A low rate does not always guarantee that the mortgage will be profitable for you. Home prices have skyrocketed and could offset the potential savings that buyers could get from the low interest rate. “We are very sensitive to interest rates,” says Elizabeth Rose, Certified Mortgage Planner at AmCap Home Loans. “[Borrowers] I heard that someone in the office got a rating of 2.875% and they just want that rate, but they don’t know why. “

However, those same low rates and rising prices have given people who are already homeowners an increased opportunity to lock in savings by refinancing their current home loan.

The refinancing decision has to be more than just getting the best interest rate. Therefore, before you decide whether to refinance or not, there are a few things to consider.

Two questions to ask yourself before refinancing

There are good rules of thumb when it comes to refinancing.

“Throughout my career, I’ve heard that if you can’t cut the rate by 1% or 2%, then there is no point in refinancing,” says Rose. But there are exceptions to every rule, and the decision is ultimately personal, she adds. “It may not make sense for one person to cut the rate by 1%, but for another it frees up enough money to pay off the credit card debt.”

Today’s low interest rates may get all the attention, but sometimes personal factors are more important to consider. This is why it is important to understand What for you want to refinance. Here are two important questions to ask yourself.

1. What are your financial goals?

Home loan refinancing is just one financial tool that can help you achieve your goals. Lowering the interest rate or shortening the loan term can save thousands of dollars in interest or shorten the mortgage payment years. The ultimate goal here is to minimize debt and lower the debt horizon. If you can afford higher monthly payments on a short-term loan, “this is a really good opportunity to create wealth,” says Brucewelas.

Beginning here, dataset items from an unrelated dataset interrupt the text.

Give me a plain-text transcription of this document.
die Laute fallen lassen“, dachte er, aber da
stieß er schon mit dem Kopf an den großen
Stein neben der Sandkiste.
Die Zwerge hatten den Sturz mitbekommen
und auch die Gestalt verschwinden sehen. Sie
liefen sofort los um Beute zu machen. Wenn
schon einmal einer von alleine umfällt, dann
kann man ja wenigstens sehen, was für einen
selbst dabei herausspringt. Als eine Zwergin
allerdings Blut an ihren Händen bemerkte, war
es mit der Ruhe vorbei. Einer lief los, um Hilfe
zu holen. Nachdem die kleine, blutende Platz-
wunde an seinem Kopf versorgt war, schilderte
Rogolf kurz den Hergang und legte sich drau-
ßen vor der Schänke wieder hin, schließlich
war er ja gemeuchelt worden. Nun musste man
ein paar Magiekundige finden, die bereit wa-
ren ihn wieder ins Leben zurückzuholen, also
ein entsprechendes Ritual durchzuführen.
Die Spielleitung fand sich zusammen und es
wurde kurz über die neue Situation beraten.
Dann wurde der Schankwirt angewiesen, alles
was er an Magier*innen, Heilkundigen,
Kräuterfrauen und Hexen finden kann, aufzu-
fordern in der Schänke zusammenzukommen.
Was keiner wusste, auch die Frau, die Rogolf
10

You may also want to turn your home equity into cash if having the extra money allows you to consolidate other high interest debt or take an investment opportunity. Compared to other types of debt cashing refinancing can lower the overall percentage you pay. If you have $ 20,000 in private student loans at 6% and $ 5,000 on a credit card at 15%, you can cash out $ 25,000 from your home equity at 3.5% and pay off other debts.

2. How long will you stay in your current home?

Refinancing is paid. You usually pay between 3% and 6% on closing costs. These fees can be paid out of pocket or transferred to the loan balance using refinancing without closing costs… Regardless of how you pay them, they should consider your decision.

In most situations, refinancing makes sense if you plan to stay in your home long enough for the savings to outweigh the costs. For example, if you calculate $ 250 monthly savingsand your final cost is $ 10,000, you will pay off in 40 months or just over four years. To calculate your breakeven point, divide the upfront cost ($ 10,000) by the monthly savings ($ 250). In this case, the monthly savings of $ 250 allows you to cover the closing costs for 0-40 months. If you move before 41 months, you are at a loss and did not save. But 41 months is when savings start.